The case is a cautionary tale on another point. The Ninth Circuit also addressed the question whether the City violated Sgt. Quon’s privacy expectations by reviewing his text messages after receiving them from Arch Wireless. On this point, the court noted (as I mentioned above) that in the normal course, the City’s “Computer Use, Internet and E-Mail Policy” would have defeated Sgt. Quon’s privacy-based claim. However, the police lieutenant responsible for overseeing the City’s text-message program had established an informal policy, communicated orally to Sgt. Quon, that the City would not read an officer’s text messages to determine whether they were personal or business-related so long as the officer paid for any over charges. The Ninth Circuit ruled that Sgt.
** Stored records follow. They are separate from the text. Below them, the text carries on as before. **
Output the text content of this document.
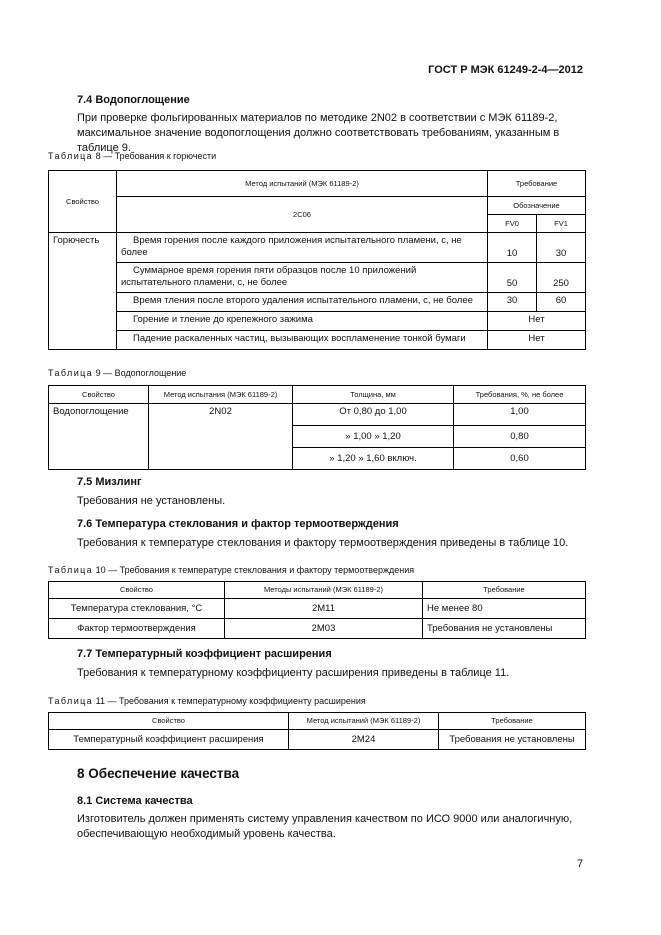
ГОСТ Р МЭК 61249-2-4—2012
7.4 Водопоглощение
При проверке фольгированных материалов по методике 2N02 в соответствии с МЭК 61189-2, максимальное значение водопоглощения должно соответствовать требованиям, указанным в таблице 9.
Таблица 8 — Требования к горючести
Свойство	Метод испытаний (МЭК 61189-2)	Требование	
	2C06	Обозначение	
		FV0	FV1
Горючесть	Время горения после каждого приложения испытательного пламени, с, не более	10	30
	Суммарное время горения пяти образцов после 10 приложений испытательного пламени, с, не более	50	250
	Время тления после второго удаления испытательного пламени, с, не более	30	60
	Горение и тление до крепежного зажима	Нет	
	Падение раскаленных частиц, вызывающих воспламенение тонкой бумаги	Нет	
Таблица 9 — Водопоглощение
Свойство	Метод испытания (МЭК 61189-2)	Толщина, мм	Требования, %, не более
Водопоглощение	2N02	От 0,80 до 1,00	1,00
		» 1,00 » 1,20	0,80
		» 1,20 » 1,60 включ.	0,60
7.5 Мизлинг
Требования не установлены.
7.6 Температура стеклования и фактор термоотверждения
Требования к температуре стеклования и фактору термоотверждения приведены в таблице 10.
Таблица 10 — Требования к температуре стеклования и фактору термоотверждения
Свойство	Методы испытаний (МЭК 61189-2)	Требование
Температура стеклования, °С	2M11	Не менее 80
Фактор термоотверждения	2M03	Требования не установлены
7.7 Температурный коэффициент расширения
Требования к температурному коэффициенту расширения приведены в таблице 11.
Таблица 11 — Требования к температурному коэффициенту расширения
Свойство	Метод испытаний (МЭК 61189-2)	Требование
Температурный коэффициент расширения	2M24	Требования не установлены
8 Обеспечение качества
8.1 Система качества
Изготовитель должен применять систему управления качеством по ИСО 9000 или аналогичную, обеспечивающую необходимый уровень качества.
7
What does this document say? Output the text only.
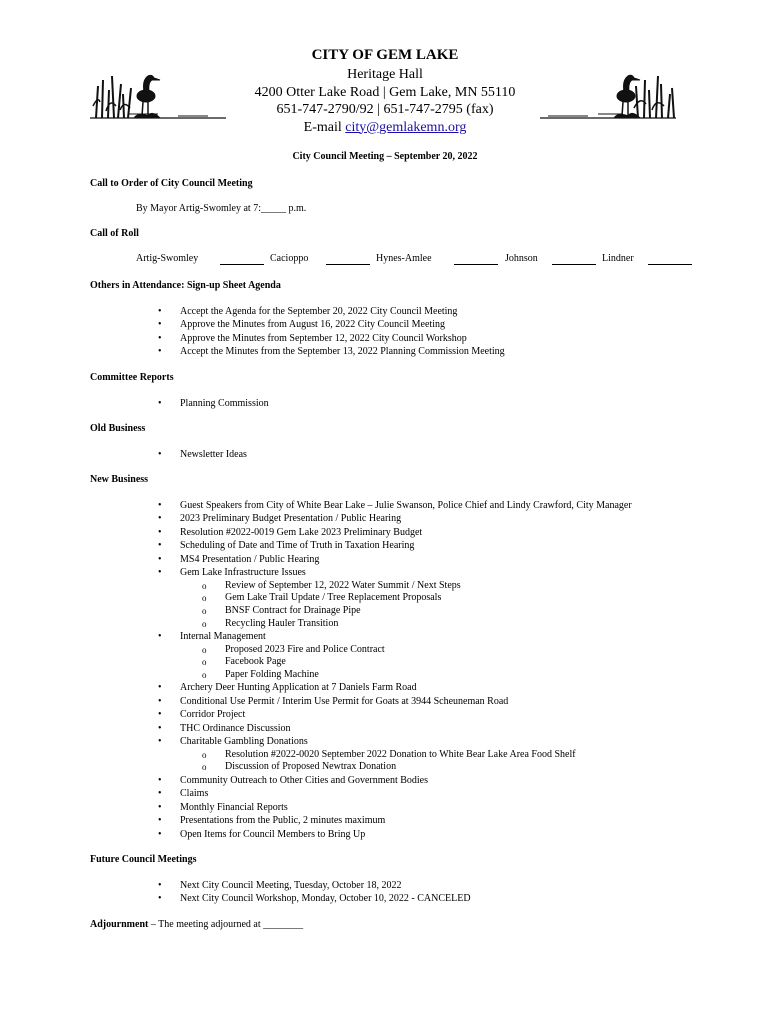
CITY OF GEM LAKE
Heritage Hall
4200 Otter Lake Road | Gem Lake, MN 55110
651-747-2790/92 | 651-747-2795 (fax)
E-mail city@gemlakemn.org
City Council Meeting – September 20, 2022
Call to Order of City Council Meeting
By Mayor Artig-Swomley at 7:_____ p.m.
Call of Roll
Artig-Swomley	Cacioppo	Hynes-Amlee	Johnson	Lindner
Others in Attendance: Sign-up Sheet Agenda
• Accept the Agenda for the September 20, 2022 City Council Meeting
• Approve the Minutes from August 16, 2022 City Council Meeting
• Approve the Minutes from September 12, 2022 City Council Workshop
• Accept the Minutes from the September 13, 2022 Planning Commission Meeting
Committee Reports
• Planning Commission
Old Business
• Newsletter Ideas
New Business
• Guest Speakers from City of White Bear Lake – Julie Swanson, Police Chief and Lindy Crawford, City Manager
• 2023 Preliminary Budget Presentation / Public Hearing
• Resolution #2022-0019 Gem Lake 2023 Preliminary Budget
• Scheduling of Date and Time of Truth in Taxation Hearing
• MS4 Presentation / Public Hearing
• Gem Lake Infrastructure Issues
o Review of September 12, 2022 Water Summit / Next Steps
o Gem Lake Trail Update / Tree Replacement Proposals
o BNSF Contract for Drainage Pipe
o Recycling Hauler Transition
• Internal Management
o Proposed 2023 Fire and Police Contract
o Facebook Page
o Paper Folding Machine
• Archery Deer Hunting Application at 7 Daniels Farm Road
• Conditional Use Permit / Interim Use Permit for Goats at 3944 Scheuneman Road
• Corridor Project
• THC Ordinance Discussion
• Charitable Gambling Donations
o Resolution #2022-0020 September 2022 Donation to White Bear Lake Area Food Shelf
o Discussion of Proposed Newtrax Donation
• Community Outreach to Other Cities and Government Bodies
• Claims
• Monthly Financial Reports
• Presentations from the Public, 2 minutes maximum
• Open Items for Council Members to Bring Up
Future Council Meetings
• Next City Council Meeting, Tuesday, October 18, 2022
• Next City Council Workshop, Monday, October 10, 2022 - CANCELED
Adjournment – The meeting adjourned at ________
Quon reasonably relied on this informal policy when he sent personal text messages using his City-issued pager, believing that the messages would remain private. Even though the City is a public employer, this holding is most likely is transferable to the private workplace.

Bottom line #1: Employers first need to evaluate whether reviewing messages stored with a service provider is in the employer’s interest. Corporate culture or potential employee rebellion potentially are significant countervailing factors. If the interest is strong enough, then the employer can execute any of the strategies described above to meet those objectives.

Bottom line #2: Instruct your IT personnel and others responsible for workplace monitoring not to make representations to employees that your business’ electronic resources policy will not be followed. Consider modifying your electronic resources policy to state that it can not be modified except by a written communication by a senior executive.

For further analysis of the Quon case, please see Littler ASAP: Employee Text Messages Are Not Inviolate: Understanding and Navigating the Ninth Circuit's Decision in Quon v. Arch Wireless Operating Company by Philip L. Gordon and Justin A. Morello.

In Krinsky, the court announced a new test applicable in California (where many Silicon Valley-spawned ISPs happen to be located) for deciding whether a subpoena seeking to uncover the identity of an allegedly libelous poster should be quashed. The defamation plaintiff must (a) show that she tried to notify the anonymous or pseudonymous poster of the subpoena — for example, by posting a notice on the blog where the cybersmear appeared, and (b) establish a prima facie case of defamation.

In most circumstances, Point (b) means the target of the cybersmear must establish that the libelous statement is factual (as opposed to non-actionable opinion) and that the libel damaged the plaintiff, e.g., caused plaintiff to lose her job or damaged a customer relationship. These standards can be difficult to satisfy. In Krinsky, for example, the court held that the cybersmear fell “into the category of crude, satirical hyperbole which, while reflecting the immaturity of the speaker, constitute[s] protected opinion under the First Amendment.” Even if a plaintiff, like Krinsky, is the target of an outright factual lie, she often will find it difficult, if not impossible, to link any economic loss to what most likely is a relatively obscure Internet post.

Krinsky teaches that in most cases the target of cybersmear is better off turning the proverbial other cheek (or finding a padded room in which to vent) than resorting to the court system for relief. Eventually, the scurrilous diatribe will be washed away in the muck of self-expression that fills the Web.